CBS TV Studios Options William Knoedelseder’s ‘Bitter Brew’ Account Of Busch Brewing Dynasty For Series Development

Bitter Brew CBS TV Studios
HarperBusiness/CBS TV Studios

EXCLUSIVE: CBS Television Studios has acquired the rights to I’m Dying Up Here author William Knoedelseder’s bestselling Bitter Brew about the dynastic but dysfunctional Busch brewing family, to develop as an epic American family drama series. It’s being eyed for cable/streaming services.

CBS TV Studios has secured the property for Emmy-winning producer Jeffrey Kramer (Ally McBeal, The Practice) under his overall deal with the studio. Kramer will serve as executive producer and Jenna Nicholson as producer for his Juniper Place Productions.
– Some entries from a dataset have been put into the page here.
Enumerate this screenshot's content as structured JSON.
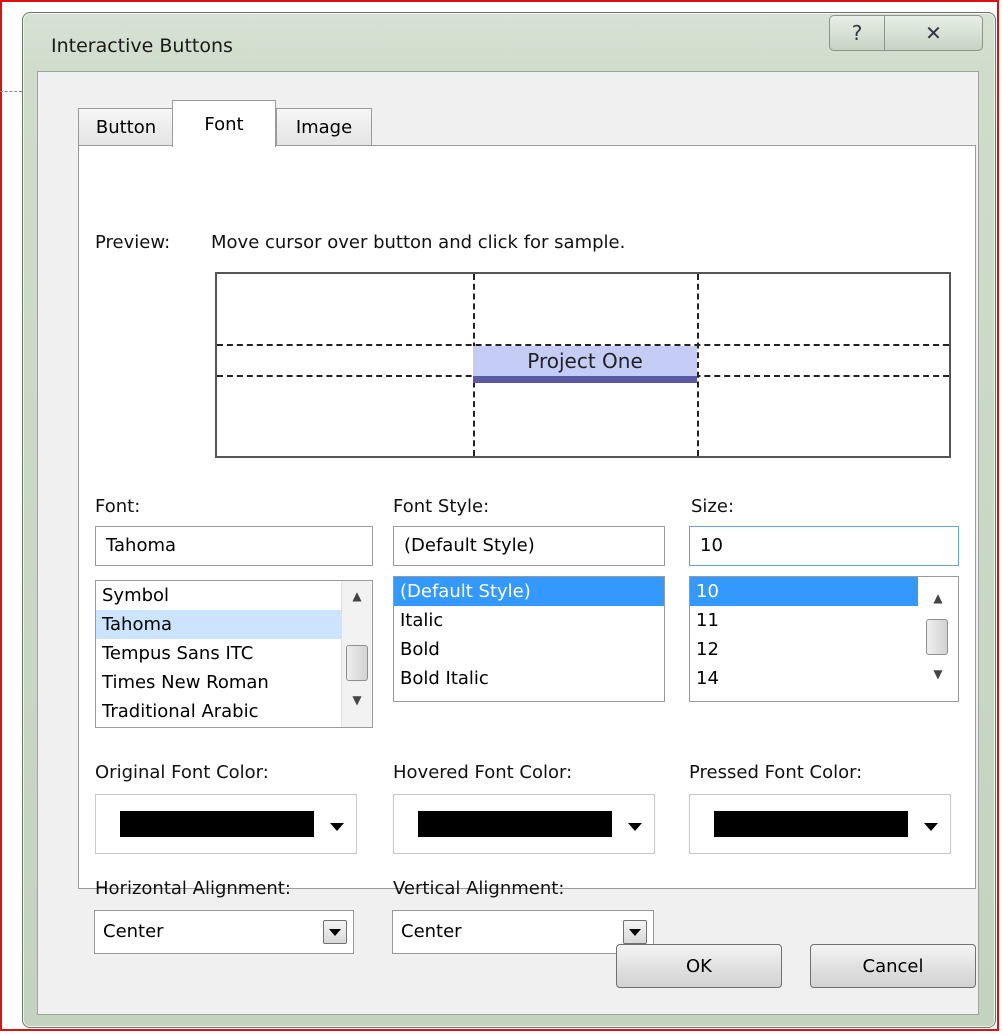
{
  "window": {
    "title": "Interactive Buttons",
    "help_glyph": "?",
    "close_glyph": "✕"
  },
  "tabs": [
    {
      "label": "Button",
      "active": false
    },
    {
      "label": "Font",
      "active": true
    },
    {
      "label": "Image",
      "active": false
    }
  ],
  "preview": {
    "label": "Preview:",
    "hint": "Move cursor over button and click for sample.",
    "sample_text": "Project One"
  },
  "font": {
    "label": "Font:",
    "value": "Tahoma",
    "items": [
      "Symbol",
      "Tahoma",
      "Tempus Sans ITC",
      "Times New Roman",
      "Traditional Arabic"
    ],
    "selected": "Tahoma"
  },
  "font_style": {
    "label": "Font Style:",
    "value": "(Default Style)",
    "items": [
      "(Default Style)",
      "Italic",
      "Bold",
      "Bold Italic"
    ],
    "selected": "(Default Style)"
  },
  "size": {
    "label": "Size:",
    "value": "10",
    "items": [
      "10",
      "11",
      "12",
      "14"
    ],
    "selected": "10"
  },
  "colors": {
    "original": {
      "label": "Original Font Color:",
      "value": "#000000"
    },
    "hovered": {
      "label": "Hovered Font Color:",
      "value": "#000000"
    },
    "pressed": {
      "label": "Pressed Font Color:",
      "value": "#000000"
    }
  },
  "alignment": {
    "horizontal": {
      "label": "Horizontal Alignment:",
      "value": "Center"
    },
    "vertical": {
      "label": "Vertical Alignment:",
      "value": "Center"
    }
  },
  "buttons": {
    "ok": "OK",
    "cancel": "Cancel"
  }
}
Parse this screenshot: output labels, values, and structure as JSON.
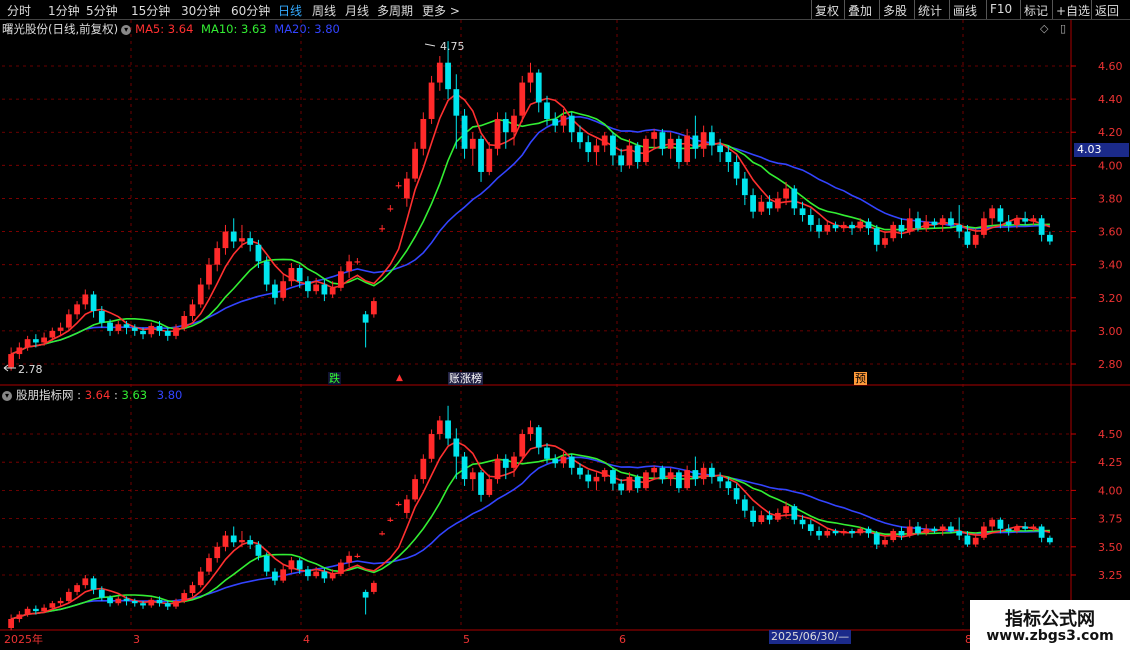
{
  "toolbar": {
    "periods": [
      "分时",
      "1分钟",
      "5分钟",
      "15分钟",
      "30分钟",
      "60分钟",
      "日线",
      "周线",
      "月线",
      "多周期",
      "更多"
    ],
    "active_period": "日线",
    "more_arrow": ">",
    "right": [
      "复权",
      "叠加",
      "多股",
      "统计",
      "画线",
      "F10",
      "标记",
      "+自选",
      "返回"
    ]
  },
  "main_panel": {
    "title": "曙光股份(日线,前复权)",
    "ma5": "MA5: 3.64",
    "ma10": "MA10: 3.63",
    "ma20": "MA20: 3.80",
    "y_ticks": [
      "4.60",
      "4.40",
      "4.20",
      "4.00",
      "3.80",
      "3.60",
      "3.40",
      "3.20",
      "3.00",
      "2.80"
    ],
    "current_price": "4.03",
    "high_label": "4.75",
    "low_label": "2.78"
  },
  "indicator_panel": {
    "title": "股朋指标网",
    "v1": "3.64",
    "v2": "3.63",
    "v3": "3.80",
    "y_ticks": [
      "4.50",
      "4.25",
      "4.00",
      "3.75",
      "3.50",
      "3.25"
    ]
  },
  "event_tags": [
    "跌",
    "账",
    "涨榜",
    "预"
  ],
  "x_labels": [
    "2025年",
    "3",
    "4",
    "5",
    "6",
    "8"
  ],
  "cursor_date": "2025/06/30/—",
  "watermark": {
    "line1": "指标公式网",
    "line2": "www.zbgs3.com"
  },
  "colors": {
    "ma5": "#ff3030",
    "ma10": "#33ee33",
    "ma20": "#3344ff",
    "up": "#ff2a2a",
    "down": "#00e5ee",
    "grid": "#8b0000"
  },
  "chart_data": {
    "type": "candlestick",
    "ylim": [
      2.72,
      4.78
    ],
    "candles": [
      [
        2.78,
        2.86,
        2.76,
        2.9
      ],
      [
        2.86,
        2.9,
        2.83,
        2.93
      ],
      [
        2.9,
        2.95,
        2.88,
        2.97
      ],
      [
        2.95,
        2.93,
        2.9,
        2.98
      ],
      [
        2.93,
        2.96,
        2.91,
        2.99
      ],
      [
        2.96,
        3.0,
        2.94,
        3.02
      ],
      [
        3.0,
        3.02,
        2.97,
        3.05
      ],
      [
        3.02,
        3.1,
        3.0,
        3.13
      ],
      [
        3.1,
        3.16,
        3.07,
        3.18
      ],
      [
        3.16,
        3.22,
        3.13,
        3.25
      ],
      [
        3.22,
        3.12,
        3.08,
        3.24
      ],
      [
        3.12,
        3.05,
        3.02,
        3.15
      ],
      [
        3.05,
        3.0,
        2.97,
        3.07
      ],
      [
        3.0,
        3.04,
        2.98,
        3.06
      ],
      [
        3.04,
        3.02,
        2.98,
        3.06
      ],
      [
        3.02,
        3.0,
        2.97,
        3.04
      ],
      [
        3.0,
        2.98,
        2.95,
        3.02
      ],
      [
        2.98,
        3.03,
        2.96,
        3.05
      ],
      [
        3.03,
        3.0,
        2.97,
        3.06
      ],
      [
        3.0,
        2.97,
        2.94,
        3.02
      ],
      [
        2.97,
        3.02,
        2.95,
        3.04
      ],
      [
        3.02,
        3.09,
        3.0,
        3.12
      ],
      [
        3.09,
        3.16,
        3.06,
        3.19
      ],
      [
        3.16,
        3.28,
        3.14,
        3.32
      ],
      [
        3.28,
        3.4,
        3.25,
        3.44
      ],
      [
        3.4,
        3.5,
        3.36,
        3.54
      ],
      [
        3.5,
        3.6,
        3.46,
        3.64
      ],
      [
        3.6,
        3.54,
        3.5,
        3.68
      ],
      [
        3.54,
        3.56,
        3.5,
        3.64
      ],
      [
        3.56,
        3.52,
        3.48,
        3.6
      ],
      [
        3.52,
        3.42,
        3.38,
        3.55
      ],
      [
        3.42,
        3.28,
        3.24,
        3.45
      ],
      [
        3.28,
        3.2,
        3.16,
        3.31
      ],
      [
        3.2,
        3.3,
        3.18,
        3.34
      ],
      [
        3.3,
        3.38,
        3.27,
        3.41
      ],
      [
        3.38,
        3.3,
        3.26,
        3.4
      ],
      [
        3.3,
        3.24,
        3.2,
        3.33
      ],
      [
        3.24,
        3.28,
        3.22,
        3.32
      ],
      [
        3.28,
        3.22,
        3.18,
        3.31
      ],
      [
        3.22,
        3.26,
        3.2,
        3.3
      ],
      [
        3.26,
        3.36,
        3.24,
        3.39
      ],
      [
        3.36,
        3.42,
        3.32,
        3.46
      ],
      [
        3.42,
        3.42,
        3.4,
        3.44
      ],
      [
        3.1,
        3.05,
        2.9,
        3.12
      ],
      [
        3.1,
        3.18,
        3.08,
        3.2
      ],
      [
        3.62,
        3.62,
        3.6,
        3.64
      ],
      [
        3.74,
        3.74,
        3.72,
        3.76
      ],
      [
        3.88,
        3.88,
        3.86,
        3.9
      ],
      [
        3.8,
        3.92,
        3.75,
        3.96
      ],
      [
        3.92,
        4.1,
        3.9,
        4.14
      ],
      [
        4.1,
        4.28,
        4.06,
        4.32
      ],
      [
        4.28,
        4.5,
        4.25,
        4.54
      ],
      [
        4.5,
        4.62,
        4.45,
        4.66
      ],
      [
        4.62,
        4.46,
        4.4,
        4.75
      ],
      [
        4.46,
        4.3,
        4.1,
        4.55
      ],
      [
        4.3,
        4.1,
        4.04,
        4.34
      ],
      [
        4.1,
        4.16,
        4.0,
        4.2
      ],
      [
        4.16,
        3.96,
        3.9,
        4.18
      ],
      [
        3.96,
        4.1,
        3.94,
        4.14
      ],
      [
        4.1,
        4.28,
        4.06,
        4.32
      ],
      [
        4.28,
        4.2,
        4.1,
        4.32
      ],
      [
        4.2,
        4.3,
        4.12,
        4.34
      ],
      [
        4.3,
        4.5,
        4.26,
        4.54
      ],
      [
        4.5,
        4.56,
        4.44,
        4.62
      ],
      [
        4.56,
        4.38,
        4.32,
        4.58
      ],
      [
        4.38,
        4.28,
        4.24,
        4.42
      ],
      [
        4.28,
        4.24,
        4.2,
        4.32
      ],
      [
        4.24,
        4.3,
        4.2,
        4.34
      ],
      [
        4.3,
        4.2,
        4.14,
        4.32
      ],
      [
        4.2,
        4.14,
        4.1,
        4.24
      ],
      [
        4.14,
        4.08,
        4.02,
        4.18
      ],
      [
        4.08,
        4.12,
        4.0,
        4.16
      ],
      [
        4.12,
        4.18,
        4.08,
        4.2
      ],
      [
        4.18,
        4.06,
        4.0,
        4.2
      ],
      [
        4.06,
        4.0,
        3.96,
        4.1
      ],
      [
        4.0,
        4.12,
        3.98,
        4.16
      ],
      [
        4.12,
        4.02,
        3.98,
        4.14
      ],
      [
        4.02,
        4.16,
        4.0,
        4.18
      ],
      [
        4.16,
        4.2,
        4.1,
        4.22
      ],
      [
        4.2,
        4.1,
        4.06,
        4.22
      ],
      [
        4.1,
        4.16,
        4.04,
        4.2
      ],
      [
        4.16,
        4.02,
        3.98,
        4.18
      ],
      [
        4.02,
        4.18,
        4.0,
        4.22
      ],
      [
        4.18,
        4.1,
        4.04,
        4.3
      ],
      [
        4.1,
        4.2,
        4.05,
        4.24
      ],
      [
        4.2,
        4.12,
        4.06,
        4.24
      ],
      [
        4.12,
        4.08,
        4.02,
        4.16
      ],
      [
        4.08,
        4.02,
        3.96,
        4.12
      ],
      [
        4.02,
        3.92,
        3.88,
        4.06
      ],
      [
        3.92,
        3.82,
        3.76,
        3.96
      ],
      [
        3.82,
        3.72,
        3.68,
        3.86
      ],
      [
        3.72,
        3.78,
        3.7,
        3.82
      ],
      [
        3.78,
        3.74,
        3.7,
        3.82
      ],
      [
        3.74,
        3.8,
        3.72,
        3.84
      ],
      [
        3.8,
        3.86,
        3.76,
        3.9
      ],
      [
        3.86,
        3.74,
        3.7,
        3.88
      ],
      [
        3.74,
        3.7,
        3.66,
        3.78
      ],
      [
        3.7,
        3.64,
        3.6,
        3.74
      ],
      [
        3.64,
        3.6,
        3.56,
        3.68
      ],
      [
        3.6,
        3.64,
        3.58,
        3.66
      ],
      [
        3.64,
        3.62,
        3.6,
        3.66
      ],
      [
        3.62,
        3.64,
        3.6,
        3.66
      ],
      [
        3.64,
        3.62,
        3.58,
        3.66
      ],
      [
        3.62,
        3.66,
        3.6,
        3.68
      ],
      [
        3.66,
        3.62,
        3.58,
        3.68
      ],
      [
        3.62,
        3.52,
        3.48,
        3.64
      ],
      [
        3.52,
        3.56,
        3.5,
        3.6
      ],
      [
        3.56,
        3.64,
        3.54,
        3.66
      ],
      [
        3.64,
        3.6,
        3.56,
        3.68
      ],
      [
        3.6,
        3.68,
        3.58,
        3.74
      ],
      [
        3.68,
        3.62,
        3.6,
        3.72
      ],
      [
        3.62,
        3.66,
        3.6,
        3.7
      ],
      [
        3.66,
        3.64,
        3.62,
        3.68
      ],
      [
        3.64,
        3.68,
        3.6,
        3.7
      ],
      [
        3.68,
        3.64,
        3.62,
        3.72
      ],
      [
        3.64,
        3.6,
        3.56,
        3.76
      ],
      [
        3.6,
        3.52,
        3.5,
        3.64
      ],
      [
        3.52,
        3.58,
        3.5,
        3.62
      ],
      [
        3.58,
        3.68,
        3.56,
        3.72
      ],
      [
        3.68,
        3.74,
        3.64,
        3.76
      ],
      [
        3.74,
        3.66,
        3.62,
        3.76
      ],
      [
        3.66,
        3.64,
        3.6,
        3.7
      ],
      [
        3.64,
        3.68,
        3.62,
        3.7
      ],
      [
        3.68,
        3.66,
        3.64,
        3.72
      ],
      [
        3.66,
        3.68,
        3.64,
        3.7
      ],
      [
        3.68,
        3.58,
        3.54,
        3.7
      ],
      [
        3.58,
        3.54,
        3.52,
        3.6
      ]
    ]
  }
}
Bitter Brew: The Rise and Fall of Anheuser-Busch and America’s Kings of Beer, is a New York Times bestseller that chronicles the true story of one of the most colorful family dynasties in the history of American commerce. Over the course of five generations, the Busch family of St. Louis took a tiny, bankrupt neighborhood brewery and built it into a corporate colossus on the strength of their signature brand, Budweiser, which they dubbed “the King of Beers.” In the process, they helped turn America into a beer-drinking nation while they attained a lifestyle rivaling those of Europe’s most extravagant royals.

Harper Collins, the book’s publisher, calls it, “A cautionary tale of prosperity, hubris, and loss.” John Sayles, director of Eight Men Out, said it “deftly chronicles the contentious succession of kings in a uniquely American dynasty. You’ll never crack open a six again without thinking of this book.”

Knoedelseder came to prominence as an investigative reporter at The Los Angeles Times. His subsequent book Stiffed, an exposé of organized crime in the record business, led to the convictions of a score of New York mob figures, two of whom reportedly served as models for Tony Soprano and his music business mentor on the hit HBO series The Sopranos.

His most recent book, Fins, chronicles the rise of General Motors and the glory days of Detroit. The Detroit News calls it “a rollicking tale about the years when Detroit design dazzled the globe and defined an entire era.” He is represented by manager Sheri Rosenberg Kelton and Alice Martell of the Martell Agency.

Bitter Brew is Knoedelseder’s second book to be adapted by Hollywood. I’m Dying Up Here, his first-hand account of the Los Angeles comedy club scene in the 1970s, was turned into a one-hour drama series that ran for two seasons on Showtime.